What is the margin of error when using SGM, SGM+ and DNA17?
The profiling test itself is run with set controls. If the controls pass, then any clear DNA components detected that meet the reporting criteria are designated as a particular component with no margin of error. This would apply to SGM, SGM+ and DNA17. So determining the actual clear components detected in a result is robust with no error margin.
SGM+ looked at 11 areas of a person’s DNA. DNA17 looks at those 11, plus 6 more. Therefore, DNA17 is a more discriminating technique. If an SGM+ profile was obtained from a sample and that matched a reference profile at all 11 areas a statistic of over a billion would be quoted. If DNA17 profiling of the sample and reference showed a difference at one or more of the extra areas, then that person would then be excluded as having left the DNA. This does not mean the SGM+ result was an error, it is just that we now have more information.
In reality, if a person matches at all 11 SGM+ areas of a non-mixed straightforward full DNA profile then it is highly unlikely that DNA17 profiling would then eliminate them. It is far more likely to further confirm the match. The exceptions to this would be when dealing with complex mixed DNA results, or any possibility of related individuals. In these cases, I would always recommend a DNA17 reference sample be obtained to allow a fuller comparison.
Why, when the full DNA components of a father and son are found at a crime scene, is a statistical analysis not always possible? And could either be excluded as a contributor?
Statistical analysis calculate the likelihood of obtaining matching DNA profiles if components match by chance. However, when there are related individuals, they will have components matching due to inheritance as well as by chance and the analysis is therefore not valid.
Where full DNA profiles are obtained it would almost always be possible to distinguish between the profiles of a father and son and so exclude one from having contributed. This would become more complex where a mixed DNA profile has been obtained but, depending on the result it may well still be possible to exclude on and/or the other.
Is there a time limit for challenging a SFR?
Yes and it is taken directly from the SFR:
‘If the DNA evidence is not accepted by the defence, then this SFR1 must be challenged, either on the basis that you dispute the DNA match, or another reason, for example you dispute the mechanism of transfer of DNA. In accordance with Crim.PR 19.3(2), the defence is required to serve a response to this report as soon as practicable, and in any event not more than 14 days after service of the SFR1.’
Whether this timeframe is routinely adhered to, or enforced, is open to discussion.
When will it be possible to age someone from their DNA?
It would be wonderful to be able to age people by their DNA but I don’t see that option becoming available to us anytime soon. While there are limited changes to our DNA as we age, none of these are tested using the methods available to forensic scientists and it may be that they we are never able to accurately predict a person’s age from their DNA, even if these changes were detected.
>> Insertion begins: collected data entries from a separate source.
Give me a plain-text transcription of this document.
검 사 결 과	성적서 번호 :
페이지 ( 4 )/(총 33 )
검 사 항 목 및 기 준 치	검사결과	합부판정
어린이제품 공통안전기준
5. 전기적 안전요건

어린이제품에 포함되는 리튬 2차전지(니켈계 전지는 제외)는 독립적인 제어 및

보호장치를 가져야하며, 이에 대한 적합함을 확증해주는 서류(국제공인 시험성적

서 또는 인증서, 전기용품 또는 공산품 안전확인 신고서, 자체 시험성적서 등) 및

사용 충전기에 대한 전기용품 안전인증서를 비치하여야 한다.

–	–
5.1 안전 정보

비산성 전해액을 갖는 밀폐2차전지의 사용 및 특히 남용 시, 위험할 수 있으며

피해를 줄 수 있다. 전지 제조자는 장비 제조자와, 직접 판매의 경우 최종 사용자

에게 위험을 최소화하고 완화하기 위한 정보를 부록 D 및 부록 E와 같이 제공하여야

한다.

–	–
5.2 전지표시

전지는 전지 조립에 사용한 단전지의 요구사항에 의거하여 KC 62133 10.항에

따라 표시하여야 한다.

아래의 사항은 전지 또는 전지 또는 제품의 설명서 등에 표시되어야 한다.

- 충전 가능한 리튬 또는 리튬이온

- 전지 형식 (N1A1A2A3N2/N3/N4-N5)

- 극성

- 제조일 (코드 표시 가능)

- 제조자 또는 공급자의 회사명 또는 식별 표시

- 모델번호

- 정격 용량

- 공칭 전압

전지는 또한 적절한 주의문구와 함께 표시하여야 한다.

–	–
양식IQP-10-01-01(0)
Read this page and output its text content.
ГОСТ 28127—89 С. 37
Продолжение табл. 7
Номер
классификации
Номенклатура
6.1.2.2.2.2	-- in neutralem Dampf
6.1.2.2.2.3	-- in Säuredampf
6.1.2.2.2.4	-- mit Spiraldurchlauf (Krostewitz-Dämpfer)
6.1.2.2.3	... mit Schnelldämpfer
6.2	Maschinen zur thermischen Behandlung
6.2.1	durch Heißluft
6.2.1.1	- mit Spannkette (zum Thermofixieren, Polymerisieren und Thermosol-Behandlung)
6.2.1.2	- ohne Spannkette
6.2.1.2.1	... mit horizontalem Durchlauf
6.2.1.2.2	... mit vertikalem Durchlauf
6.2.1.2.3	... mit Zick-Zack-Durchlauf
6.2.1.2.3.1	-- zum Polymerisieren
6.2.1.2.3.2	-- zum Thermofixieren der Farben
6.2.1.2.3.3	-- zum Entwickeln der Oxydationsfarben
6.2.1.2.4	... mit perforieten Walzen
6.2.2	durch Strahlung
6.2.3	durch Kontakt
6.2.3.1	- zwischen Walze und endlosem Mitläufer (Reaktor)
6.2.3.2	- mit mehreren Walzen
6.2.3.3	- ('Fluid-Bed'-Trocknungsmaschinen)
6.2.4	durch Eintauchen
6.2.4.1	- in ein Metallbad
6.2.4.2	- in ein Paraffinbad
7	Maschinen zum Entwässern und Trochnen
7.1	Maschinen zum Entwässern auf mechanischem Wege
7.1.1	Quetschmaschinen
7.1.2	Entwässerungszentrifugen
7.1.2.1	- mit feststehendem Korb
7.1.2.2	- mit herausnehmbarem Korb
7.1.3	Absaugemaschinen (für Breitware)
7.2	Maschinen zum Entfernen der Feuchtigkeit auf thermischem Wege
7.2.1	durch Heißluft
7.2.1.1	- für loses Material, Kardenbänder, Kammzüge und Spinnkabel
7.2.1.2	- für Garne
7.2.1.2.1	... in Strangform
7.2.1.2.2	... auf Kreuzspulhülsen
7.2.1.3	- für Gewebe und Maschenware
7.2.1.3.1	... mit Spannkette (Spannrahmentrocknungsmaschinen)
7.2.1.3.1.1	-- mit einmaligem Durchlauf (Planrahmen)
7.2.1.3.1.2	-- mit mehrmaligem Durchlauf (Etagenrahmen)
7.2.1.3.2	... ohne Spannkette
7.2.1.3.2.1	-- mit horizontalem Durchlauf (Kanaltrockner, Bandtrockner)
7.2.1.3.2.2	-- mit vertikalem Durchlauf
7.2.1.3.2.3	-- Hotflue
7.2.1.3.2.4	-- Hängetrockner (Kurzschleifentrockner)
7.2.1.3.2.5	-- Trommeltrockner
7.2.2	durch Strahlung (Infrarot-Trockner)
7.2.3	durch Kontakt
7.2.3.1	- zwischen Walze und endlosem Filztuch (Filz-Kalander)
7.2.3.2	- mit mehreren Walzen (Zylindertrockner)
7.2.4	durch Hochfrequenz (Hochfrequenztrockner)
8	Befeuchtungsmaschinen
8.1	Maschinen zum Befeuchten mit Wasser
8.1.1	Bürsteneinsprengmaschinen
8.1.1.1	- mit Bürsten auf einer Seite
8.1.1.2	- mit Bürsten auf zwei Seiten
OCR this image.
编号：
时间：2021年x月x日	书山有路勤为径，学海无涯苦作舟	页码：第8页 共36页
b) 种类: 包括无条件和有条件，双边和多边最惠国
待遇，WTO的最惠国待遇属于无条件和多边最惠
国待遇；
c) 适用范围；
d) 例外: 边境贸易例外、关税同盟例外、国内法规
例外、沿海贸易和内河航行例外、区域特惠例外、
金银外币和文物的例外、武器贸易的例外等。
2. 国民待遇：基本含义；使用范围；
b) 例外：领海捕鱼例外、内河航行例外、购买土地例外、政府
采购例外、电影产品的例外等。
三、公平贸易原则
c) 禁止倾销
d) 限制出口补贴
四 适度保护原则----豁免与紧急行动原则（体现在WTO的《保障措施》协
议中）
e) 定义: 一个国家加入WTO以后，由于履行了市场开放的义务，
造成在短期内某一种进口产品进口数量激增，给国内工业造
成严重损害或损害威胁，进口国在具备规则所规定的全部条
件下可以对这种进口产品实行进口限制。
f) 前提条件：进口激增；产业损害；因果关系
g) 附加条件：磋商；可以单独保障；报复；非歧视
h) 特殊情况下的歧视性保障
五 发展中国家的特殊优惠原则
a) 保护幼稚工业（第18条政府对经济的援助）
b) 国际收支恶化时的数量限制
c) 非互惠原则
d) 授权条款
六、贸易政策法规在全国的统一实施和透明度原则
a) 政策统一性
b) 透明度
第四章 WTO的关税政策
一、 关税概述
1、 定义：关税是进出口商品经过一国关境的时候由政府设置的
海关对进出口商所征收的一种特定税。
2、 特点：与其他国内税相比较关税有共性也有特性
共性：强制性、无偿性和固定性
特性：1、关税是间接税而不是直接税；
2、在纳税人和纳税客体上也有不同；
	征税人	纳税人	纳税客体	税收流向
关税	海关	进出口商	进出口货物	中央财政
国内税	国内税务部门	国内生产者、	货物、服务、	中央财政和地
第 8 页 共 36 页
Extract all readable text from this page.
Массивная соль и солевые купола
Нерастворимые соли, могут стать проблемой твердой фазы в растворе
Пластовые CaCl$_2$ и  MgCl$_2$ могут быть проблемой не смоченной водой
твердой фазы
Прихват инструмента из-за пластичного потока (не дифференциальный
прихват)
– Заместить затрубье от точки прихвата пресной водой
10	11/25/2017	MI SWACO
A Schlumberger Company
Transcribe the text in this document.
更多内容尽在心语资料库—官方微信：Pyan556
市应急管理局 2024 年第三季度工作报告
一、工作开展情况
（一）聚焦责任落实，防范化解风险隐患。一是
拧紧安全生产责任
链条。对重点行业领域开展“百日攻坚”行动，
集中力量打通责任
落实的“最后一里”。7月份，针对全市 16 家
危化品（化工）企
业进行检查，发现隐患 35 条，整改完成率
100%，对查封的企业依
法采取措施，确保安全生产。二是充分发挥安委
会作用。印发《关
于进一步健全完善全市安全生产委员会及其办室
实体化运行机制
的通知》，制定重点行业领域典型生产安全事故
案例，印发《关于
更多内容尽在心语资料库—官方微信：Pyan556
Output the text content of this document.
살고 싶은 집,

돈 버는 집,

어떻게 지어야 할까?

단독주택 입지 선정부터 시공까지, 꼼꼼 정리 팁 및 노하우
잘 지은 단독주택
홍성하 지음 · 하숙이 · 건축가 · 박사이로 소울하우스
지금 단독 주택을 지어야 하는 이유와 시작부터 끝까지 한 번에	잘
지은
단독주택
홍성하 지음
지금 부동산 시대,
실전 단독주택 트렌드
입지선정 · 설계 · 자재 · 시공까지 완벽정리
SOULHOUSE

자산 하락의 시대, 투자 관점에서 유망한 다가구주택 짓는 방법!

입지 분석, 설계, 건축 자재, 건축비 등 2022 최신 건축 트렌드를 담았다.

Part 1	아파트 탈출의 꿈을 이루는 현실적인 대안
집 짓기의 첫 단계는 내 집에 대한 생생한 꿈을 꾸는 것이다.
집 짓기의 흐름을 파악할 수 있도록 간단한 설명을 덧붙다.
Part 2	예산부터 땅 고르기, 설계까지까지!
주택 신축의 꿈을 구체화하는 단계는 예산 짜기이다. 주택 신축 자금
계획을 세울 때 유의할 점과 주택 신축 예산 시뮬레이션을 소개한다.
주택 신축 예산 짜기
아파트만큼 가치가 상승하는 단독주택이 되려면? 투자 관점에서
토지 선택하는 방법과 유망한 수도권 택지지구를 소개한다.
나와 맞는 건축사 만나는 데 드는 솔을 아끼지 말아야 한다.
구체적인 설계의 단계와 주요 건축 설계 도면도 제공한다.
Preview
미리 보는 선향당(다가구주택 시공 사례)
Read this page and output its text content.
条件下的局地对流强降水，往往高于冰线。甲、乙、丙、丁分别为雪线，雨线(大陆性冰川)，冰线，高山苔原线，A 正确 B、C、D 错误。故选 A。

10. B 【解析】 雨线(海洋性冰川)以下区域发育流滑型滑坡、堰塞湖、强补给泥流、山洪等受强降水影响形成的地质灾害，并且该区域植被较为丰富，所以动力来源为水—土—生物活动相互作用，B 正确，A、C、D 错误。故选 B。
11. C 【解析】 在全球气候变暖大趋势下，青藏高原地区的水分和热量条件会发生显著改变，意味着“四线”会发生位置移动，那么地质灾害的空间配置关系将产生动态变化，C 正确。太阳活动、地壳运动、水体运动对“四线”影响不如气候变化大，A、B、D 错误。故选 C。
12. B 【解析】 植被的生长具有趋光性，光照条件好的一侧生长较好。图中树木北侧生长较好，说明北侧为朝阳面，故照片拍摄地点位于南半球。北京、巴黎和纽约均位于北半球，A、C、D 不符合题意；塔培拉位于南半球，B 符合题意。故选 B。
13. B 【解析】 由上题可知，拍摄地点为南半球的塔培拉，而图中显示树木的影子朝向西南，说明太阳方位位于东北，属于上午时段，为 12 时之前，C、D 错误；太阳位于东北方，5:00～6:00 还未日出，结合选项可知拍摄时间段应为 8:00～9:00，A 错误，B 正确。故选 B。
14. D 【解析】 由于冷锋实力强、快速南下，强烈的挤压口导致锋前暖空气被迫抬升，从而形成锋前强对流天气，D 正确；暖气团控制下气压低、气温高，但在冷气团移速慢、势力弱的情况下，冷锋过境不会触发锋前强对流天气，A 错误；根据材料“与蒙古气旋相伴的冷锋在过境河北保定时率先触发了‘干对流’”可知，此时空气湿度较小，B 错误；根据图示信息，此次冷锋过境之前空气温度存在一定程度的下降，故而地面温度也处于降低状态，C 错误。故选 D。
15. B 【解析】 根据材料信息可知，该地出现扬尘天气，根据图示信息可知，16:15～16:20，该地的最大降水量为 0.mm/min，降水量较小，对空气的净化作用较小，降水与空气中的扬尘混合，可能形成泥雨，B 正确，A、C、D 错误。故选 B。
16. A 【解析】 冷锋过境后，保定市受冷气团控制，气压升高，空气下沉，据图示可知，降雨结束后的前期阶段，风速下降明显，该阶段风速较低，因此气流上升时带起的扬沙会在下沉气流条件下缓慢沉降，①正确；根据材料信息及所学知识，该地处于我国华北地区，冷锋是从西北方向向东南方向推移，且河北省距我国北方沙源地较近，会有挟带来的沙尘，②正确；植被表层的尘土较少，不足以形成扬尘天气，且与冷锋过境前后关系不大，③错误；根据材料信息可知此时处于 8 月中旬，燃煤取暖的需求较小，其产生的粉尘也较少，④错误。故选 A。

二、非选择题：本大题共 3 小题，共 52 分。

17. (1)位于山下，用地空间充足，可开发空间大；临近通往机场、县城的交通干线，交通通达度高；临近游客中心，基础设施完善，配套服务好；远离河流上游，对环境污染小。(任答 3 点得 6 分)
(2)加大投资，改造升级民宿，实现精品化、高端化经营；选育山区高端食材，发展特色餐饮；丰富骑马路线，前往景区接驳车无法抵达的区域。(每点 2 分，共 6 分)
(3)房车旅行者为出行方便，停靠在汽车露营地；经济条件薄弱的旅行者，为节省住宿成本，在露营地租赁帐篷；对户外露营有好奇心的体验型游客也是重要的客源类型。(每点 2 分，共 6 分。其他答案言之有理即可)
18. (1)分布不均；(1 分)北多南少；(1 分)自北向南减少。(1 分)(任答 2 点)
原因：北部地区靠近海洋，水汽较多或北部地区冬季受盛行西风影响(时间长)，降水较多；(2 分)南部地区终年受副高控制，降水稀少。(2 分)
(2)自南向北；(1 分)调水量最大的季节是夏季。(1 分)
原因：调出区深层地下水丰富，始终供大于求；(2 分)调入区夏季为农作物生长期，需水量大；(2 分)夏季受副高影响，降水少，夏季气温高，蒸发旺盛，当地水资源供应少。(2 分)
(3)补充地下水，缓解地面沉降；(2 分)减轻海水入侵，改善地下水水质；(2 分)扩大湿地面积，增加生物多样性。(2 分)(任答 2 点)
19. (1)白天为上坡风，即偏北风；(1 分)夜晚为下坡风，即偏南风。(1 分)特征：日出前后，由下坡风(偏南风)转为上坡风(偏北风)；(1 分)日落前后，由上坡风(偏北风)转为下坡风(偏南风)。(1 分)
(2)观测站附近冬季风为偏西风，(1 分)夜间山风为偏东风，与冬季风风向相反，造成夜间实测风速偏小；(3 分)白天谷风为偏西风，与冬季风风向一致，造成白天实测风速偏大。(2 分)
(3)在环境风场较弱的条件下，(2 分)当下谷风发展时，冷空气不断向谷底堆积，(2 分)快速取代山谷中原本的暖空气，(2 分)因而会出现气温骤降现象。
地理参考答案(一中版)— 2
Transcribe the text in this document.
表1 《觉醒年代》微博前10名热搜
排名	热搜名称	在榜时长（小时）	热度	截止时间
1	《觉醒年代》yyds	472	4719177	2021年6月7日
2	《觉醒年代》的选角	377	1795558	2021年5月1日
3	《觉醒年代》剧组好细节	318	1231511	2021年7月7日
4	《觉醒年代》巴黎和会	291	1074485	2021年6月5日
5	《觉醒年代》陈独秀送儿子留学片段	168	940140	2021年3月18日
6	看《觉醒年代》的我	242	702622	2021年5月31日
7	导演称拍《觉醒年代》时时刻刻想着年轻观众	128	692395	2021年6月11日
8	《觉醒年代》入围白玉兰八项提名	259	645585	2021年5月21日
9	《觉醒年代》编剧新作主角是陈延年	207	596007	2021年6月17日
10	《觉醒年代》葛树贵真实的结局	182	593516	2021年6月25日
Is there a test for vaginal fluids?
In short the answer is ‘no’. There have been some attempts in the past to identify vaginal material, such as by the use of ‘Lugol’s Iodine’ test or by assessing the characteristics of the nucleus within the cells found in vaginal secretions, but these have been shown to be unreliable and have not been used for some time.
There is no accredited test currently in use within forensic science providers in the UK. Research is always ongoing looking at new ways of identifying body fluids, and some of the work with ‘messenger RNA’ (mRNA), a component of a cell’s genetic processes does looks promising, so who knows what might be available in years to come?